CLEVELAND, Tenn. - There have been many written accounts over a century about how the first two Ocoee River dams were built to bring electric power to East Tennessee, Travis Simpson concedes.
But there also are many photos in archives across the region that show just how it was done.
Simpson assigned himself the task of searching for them and scanning them into a digital format. He will compile them, and the results could become a book, he said.
"TVA has a lot of photos," Simpson said. "What I am looking for is photos from the 1910s to the 1930s when the dams became part of TVA."
Simpson has been looking through photos at the Museum Center at Five Points here recently.
"Just seeing these photos about how the work was done has always interested me," he said, sitting in a museum center back room with a laptop computer open in front of him.
He looked at a photo of a railroad built on top of a circular cofferdam -- a watertight enclosure pumped dry so construction of the actual dam can take place. An engine would make that circuit, he said, dumping concrete to build the dams. That was a century ago.

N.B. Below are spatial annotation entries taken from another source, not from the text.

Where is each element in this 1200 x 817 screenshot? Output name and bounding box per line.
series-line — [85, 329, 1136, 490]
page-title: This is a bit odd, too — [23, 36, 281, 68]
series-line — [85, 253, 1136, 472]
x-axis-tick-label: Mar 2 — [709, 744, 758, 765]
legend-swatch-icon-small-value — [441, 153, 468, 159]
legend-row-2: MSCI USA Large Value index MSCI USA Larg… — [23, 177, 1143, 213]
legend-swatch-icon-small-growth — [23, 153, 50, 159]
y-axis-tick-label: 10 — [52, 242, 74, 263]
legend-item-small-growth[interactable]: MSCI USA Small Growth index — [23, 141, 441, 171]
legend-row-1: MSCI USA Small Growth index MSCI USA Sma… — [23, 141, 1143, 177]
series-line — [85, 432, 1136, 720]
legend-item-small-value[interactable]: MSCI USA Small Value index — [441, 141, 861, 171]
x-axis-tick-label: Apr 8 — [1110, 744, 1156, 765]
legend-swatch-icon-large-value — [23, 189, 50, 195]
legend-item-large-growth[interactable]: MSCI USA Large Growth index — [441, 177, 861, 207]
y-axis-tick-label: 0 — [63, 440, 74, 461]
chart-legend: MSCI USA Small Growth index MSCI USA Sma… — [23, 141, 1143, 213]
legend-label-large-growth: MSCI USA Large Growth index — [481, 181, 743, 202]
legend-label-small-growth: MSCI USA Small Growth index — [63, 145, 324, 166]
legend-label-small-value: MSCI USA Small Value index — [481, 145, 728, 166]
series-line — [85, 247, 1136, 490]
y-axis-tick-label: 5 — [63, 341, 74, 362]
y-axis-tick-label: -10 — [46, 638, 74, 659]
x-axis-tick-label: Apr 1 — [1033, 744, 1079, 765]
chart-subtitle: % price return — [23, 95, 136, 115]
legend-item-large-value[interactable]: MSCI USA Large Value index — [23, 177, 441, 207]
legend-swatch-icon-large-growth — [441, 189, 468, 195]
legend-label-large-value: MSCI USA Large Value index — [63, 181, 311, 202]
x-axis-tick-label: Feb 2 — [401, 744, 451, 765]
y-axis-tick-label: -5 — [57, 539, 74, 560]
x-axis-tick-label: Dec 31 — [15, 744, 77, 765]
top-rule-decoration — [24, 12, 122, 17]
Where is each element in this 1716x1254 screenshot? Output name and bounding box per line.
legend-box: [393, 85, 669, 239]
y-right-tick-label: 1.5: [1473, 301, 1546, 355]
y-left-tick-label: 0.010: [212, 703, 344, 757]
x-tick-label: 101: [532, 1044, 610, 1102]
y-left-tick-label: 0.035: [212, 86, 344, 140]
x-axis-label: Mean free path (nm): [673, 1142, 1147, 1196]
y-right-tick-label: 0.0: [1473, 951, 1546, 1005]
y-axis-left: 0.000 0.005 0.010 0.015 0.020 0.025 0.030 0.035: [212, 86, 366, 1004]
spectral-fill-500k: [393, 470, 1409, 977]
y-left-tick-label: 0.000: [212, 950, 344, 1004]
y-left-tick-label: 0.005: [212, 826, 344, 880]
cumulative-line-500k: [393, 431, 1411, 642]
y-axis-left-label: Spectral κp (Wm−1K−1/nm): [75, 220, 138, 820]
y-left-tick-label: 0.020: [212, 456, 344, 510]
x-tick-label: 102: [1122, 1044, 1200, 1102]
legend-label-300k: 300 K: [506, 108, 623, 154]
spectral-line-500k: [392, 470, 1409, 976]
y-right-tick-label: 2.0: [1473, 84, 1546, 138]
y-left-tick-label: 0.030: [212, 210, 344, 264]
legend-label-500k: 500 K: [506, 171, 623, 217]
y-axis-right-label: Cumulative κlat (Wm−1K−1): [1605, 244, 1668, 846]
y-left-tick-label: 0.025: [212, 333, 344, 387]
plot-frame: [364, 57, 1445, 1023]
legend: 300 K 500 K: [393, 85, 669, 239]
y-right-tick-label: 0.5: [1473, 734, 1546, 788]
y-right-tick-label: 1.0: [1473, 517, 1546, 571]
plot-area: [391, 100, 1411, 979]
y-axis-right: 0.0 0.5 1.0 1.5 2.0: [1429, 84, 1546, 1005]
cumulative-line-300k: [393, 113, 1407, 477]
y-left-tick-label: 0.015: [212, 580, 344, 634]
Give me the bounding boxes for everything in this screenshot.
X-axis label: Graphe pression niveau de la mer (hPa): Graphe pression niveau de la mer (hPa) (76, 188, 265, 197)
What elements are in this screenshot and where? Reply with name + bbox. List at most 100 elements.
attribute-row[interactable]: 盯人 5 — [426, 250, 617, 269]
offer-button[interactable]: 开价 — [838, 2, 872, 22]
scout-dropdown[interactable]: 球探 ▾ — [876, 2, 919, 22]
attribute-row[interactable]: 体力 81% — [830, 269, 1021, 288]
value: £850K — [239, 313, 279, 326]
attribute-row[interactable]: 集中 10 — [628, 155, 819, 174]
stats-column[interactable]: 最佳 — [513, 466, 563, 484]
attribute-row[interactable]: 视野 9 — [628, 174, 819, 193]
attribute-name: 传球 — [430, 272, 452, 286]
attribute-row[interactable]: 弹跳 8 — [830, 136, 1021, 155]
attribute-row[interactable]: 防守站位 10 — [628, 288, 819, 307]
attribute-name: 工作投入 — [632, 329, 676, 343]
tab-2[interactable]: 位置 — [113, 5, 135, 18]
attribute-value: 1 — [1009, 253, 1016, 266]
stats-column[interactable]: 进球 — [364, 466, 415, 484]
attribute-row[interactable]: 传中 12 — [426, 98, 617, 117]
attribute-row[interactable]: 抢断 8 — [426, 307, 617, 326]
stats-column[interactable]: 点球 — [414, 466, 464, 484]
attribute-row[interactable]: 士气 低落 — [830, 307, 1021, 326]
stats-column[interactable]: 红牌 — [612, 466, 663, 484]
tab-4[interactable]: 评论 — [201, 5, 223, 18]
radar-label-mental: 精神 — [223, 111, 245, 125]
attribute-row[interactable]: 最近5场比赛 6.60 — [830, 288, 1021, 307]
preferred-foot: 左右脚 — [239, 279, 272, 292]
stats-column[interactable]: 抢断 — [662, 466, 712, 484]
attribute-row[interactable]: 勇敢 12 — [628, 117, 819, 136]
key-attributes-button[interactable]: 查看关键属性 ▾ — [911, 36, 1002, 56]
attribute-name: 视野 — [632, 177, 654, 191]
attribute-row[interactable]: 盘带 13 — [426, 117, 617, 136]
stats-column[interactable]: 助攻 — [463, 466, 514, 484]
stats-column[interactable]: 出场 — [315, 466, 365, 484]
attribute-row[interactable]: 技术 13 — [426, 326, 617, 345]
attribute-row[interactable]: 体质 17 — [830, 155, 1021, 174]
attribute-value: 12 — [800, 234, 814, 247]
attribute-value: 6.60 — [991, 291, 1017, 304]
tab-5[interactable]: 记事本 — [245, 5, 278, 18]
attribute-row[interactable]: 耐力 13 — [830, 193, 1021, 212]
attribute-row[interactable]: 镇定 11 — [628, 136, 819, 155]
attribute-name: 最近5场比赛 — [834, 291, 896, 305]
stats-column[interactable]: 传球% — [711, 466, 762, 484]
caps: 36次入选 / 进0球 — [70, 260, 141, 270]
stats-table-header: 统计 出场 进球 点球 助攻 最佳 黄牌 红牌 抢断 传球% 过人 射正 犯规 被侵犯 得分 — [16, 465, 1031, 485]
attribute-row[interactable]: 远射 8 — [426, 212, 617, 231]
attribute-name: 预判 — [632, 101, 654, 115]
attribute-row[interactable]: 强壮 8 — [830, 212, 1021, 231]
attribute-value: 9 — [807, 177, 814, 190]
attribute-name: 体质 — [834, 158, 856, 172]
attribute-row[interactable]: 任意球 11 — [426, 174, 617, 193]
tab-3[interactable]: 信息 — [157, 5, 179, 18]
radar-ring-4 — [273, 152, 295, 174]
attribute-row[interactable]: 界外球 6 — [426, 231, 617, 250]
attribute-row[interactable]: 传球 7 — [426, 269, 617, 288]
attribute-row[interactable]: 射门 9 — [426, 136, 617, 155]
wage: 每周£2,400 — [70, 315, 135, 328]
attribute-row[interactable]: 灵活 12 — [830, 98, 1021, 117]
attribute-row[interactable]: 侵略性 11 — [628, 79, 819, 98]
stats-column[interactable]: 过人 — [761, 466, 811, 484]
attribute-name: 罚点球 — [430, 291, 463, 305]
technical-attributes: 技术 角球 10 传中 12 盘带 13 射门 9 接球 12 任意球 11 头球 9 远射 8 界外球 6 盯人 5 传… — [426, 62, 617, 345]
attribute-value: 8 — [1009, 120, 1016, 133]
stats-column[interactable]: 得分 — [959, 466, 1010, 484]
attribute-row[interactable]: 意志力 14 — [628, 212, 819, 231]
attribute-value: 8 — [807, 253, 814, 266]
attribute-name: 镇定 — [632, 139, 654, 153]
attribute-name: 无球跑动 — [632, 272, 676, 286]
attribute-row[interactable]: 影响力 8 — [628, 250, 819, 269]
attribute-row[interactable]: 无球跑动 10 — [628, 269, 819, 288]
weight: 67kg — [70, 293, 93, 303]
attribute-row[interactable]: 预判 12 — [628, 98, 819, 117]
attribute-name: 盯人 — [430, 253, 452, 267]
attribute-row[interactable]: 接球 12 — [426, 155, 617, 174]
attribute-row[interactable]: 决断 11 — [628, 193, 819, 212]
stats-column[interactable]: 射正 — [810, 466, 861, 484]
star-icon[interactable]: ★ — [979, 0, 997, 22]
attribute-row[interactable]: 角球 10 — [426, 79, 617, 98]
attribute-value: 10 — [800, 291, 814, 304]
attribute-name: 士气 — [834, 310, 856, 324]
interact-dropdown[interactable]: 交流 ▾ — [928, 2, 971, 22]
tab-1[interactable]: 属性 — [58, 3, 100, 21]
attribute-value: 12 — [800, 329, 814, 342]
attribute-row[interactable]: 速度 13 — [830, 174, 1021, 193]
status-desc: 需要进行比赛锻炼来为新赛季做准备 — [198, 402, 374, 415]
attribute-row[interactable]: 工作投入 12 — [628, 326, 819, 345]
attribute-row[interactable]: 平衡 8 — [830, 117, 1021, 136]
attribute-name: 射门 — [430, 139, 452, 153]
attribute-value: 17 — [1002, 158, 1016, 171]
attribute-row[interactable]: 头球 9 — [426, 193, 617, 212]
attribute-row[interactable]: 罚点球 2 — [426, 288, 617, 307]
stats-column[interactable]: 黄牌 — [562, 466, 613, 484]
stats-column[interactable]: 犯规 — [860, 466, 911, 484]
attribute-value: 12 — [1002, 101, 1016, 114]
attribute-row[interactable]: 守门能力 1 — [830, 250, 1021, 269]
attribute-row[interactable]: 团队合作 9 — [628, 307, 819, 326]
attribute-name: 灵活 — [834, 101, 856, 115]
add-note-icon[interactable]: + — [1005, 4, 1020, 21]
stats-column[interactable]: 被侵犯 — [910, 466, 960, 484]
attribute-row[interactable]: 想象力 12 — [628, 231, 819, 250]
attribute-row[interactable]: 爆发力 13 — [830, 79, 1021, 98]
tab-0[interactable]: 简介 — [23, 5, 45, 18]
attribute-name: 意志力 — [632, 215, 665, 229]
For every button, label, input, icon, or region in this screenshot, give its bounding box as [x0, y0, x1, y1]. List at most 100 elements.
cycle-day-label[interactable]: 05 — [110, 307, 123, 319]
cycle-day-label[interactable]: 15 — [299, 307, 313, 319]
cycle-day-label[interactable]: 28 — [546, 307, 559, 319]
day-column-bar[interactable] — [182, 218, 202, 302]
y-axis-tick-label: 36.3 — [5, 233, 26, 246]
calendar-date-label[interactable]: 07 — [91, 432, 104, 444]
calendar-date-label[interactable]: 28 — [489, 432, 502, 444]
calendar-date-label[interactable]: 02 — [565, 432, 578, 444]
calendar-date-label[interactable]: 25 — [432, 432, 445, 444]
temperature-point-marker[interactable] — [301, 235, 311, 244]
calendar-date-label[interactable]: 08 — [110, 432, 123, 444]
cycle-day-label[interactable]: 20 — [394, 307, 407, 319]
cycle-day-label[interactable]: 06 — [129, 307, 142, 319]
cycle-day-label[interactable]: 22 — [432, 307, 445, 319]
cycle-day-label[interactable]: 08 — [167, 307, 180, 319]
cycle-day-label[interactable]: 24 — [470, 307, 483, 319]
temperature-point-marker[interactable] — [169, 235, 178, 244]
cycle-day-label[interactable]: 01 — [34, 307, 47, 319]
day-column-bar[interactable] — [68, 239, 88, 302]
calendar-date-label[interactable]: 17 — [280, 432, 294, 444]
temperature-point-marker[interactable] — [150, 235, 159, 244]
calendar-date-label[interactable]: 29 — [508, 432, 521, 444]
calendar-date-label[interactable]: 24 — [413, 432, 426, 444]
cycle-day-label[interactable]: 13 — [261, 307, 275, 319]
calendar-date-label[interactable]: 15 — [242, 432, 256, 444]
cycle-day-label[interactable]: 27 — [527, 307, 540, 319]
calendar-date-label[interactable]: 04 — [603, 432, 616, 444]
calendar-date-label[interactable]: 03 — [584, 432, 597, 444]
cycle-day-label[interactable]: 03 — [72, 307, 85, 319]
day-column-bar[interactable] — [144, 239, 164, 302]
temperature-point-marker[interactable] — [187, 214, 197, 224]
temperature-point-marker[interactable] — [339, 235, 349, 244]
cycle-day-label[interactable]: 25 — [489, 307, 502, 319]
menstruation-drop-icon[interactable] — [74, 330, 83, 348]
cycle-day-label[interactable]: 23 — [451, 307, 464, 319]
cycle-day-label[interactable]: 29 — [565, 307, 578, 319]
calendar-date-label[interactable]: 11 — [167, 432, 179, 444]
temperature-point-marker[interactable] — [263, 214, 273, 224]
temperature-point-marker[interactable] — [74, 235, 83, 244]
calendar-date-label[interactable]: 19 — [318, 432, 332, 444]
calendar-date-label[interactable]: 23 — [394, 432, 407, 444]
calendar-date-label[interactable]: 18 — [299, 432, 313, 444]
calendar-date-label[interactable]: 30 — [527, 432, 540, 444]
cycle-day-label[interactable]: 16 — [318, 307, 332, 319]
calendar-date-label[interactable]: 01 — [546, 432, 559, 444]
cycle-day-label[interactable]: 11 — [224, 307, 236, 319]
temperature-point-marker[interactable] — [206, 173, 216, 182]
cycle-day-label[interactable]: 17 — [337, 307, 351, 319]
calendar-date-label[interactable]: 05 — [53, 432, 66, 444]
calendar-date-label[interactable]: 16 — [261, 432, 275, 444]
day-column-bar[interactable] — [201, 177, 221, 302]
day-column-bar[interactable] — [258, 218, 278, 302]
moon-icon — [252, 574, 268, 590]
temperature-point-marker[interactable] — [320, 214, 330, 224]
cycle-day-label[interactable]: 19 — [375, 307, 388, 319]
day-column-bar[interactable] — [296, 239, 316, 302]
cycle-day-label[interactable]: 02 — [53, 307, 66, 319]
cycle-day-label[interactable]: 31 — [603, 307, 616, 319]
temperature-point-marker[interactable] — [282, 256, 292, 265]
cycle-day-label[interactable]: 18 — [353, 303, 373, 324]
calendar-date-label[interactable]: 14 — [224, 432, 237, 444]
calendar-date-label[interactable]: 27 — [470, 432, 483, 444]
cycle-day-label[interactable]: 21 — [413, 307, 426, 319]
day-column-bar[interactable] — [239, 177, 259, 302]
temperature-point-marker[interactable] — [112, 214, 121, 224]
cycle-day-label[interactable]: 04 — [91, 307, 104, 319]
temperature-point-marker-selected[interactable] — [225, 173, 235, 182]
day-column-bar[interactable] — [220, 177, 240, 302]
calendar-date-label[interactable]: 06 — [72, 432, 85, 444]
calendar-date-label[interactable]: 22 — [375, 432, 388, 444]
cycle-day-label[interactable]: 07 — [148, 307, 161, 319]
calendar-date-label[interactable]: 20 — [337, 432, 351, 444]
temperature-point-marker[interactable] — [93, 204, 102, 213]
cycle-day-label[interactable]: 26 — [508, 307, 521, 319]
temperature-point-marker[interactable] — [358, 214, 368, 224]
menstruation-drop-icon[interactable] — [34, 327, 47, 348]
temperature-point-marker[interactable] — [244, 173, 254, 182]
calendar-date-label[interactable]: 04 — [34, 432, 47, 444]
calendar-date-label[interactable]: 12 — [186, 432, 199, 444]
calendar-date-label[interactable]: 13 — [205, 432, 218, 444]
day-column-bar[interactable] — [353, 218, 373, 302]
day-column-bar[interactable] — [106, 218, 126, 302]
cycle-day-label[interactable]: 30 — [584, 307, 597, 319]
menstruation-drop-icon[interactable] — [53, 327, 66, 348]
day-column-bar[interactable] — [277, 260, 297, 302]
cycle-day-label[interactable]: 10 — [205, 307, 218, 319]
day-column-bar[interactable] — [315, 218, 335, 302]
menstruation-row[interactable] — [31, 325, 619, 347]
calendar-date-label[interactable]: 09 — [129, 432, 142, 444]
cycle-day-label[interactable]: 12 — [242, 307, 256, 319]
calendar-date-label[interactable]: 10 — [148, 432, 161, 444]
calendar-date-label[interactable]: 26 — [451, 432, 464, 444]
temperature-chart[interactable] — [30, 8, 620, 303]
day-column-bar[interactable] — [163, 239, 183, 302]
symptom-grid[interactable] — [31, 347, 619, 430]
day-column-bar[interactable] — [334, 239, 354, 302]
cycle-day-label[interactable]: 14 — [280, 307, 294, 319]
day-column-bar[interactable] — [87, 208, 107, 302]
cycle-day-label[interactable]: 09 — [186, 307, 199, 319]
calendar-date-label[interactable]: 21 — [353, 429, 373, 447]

"Since we are nearing the century mark for the Ocoee dams, it's a good time for Travis' research," said Ken Cagle of the Museum Center.
Ocoee River Dams No. 1 and No. 2, the powerhouses and a flume that channeled the mountain river into turbines to make electricity were considered one of the engineering marvels of the time.
It was the era when the U.S. completed the Panama Canal in 1913, after the Chattanooga and Tennessee River Power Co. began construction of Hales Bar Dam in 1905.
The Eastern Tennessee Power Co. built Ocoee dams No. 1 and No. 2 in 1911 and 1913. Workers stayed in instant mill towns like Caney Creek, now gone except for some foundations. The dams became part of the TVA system in 1939.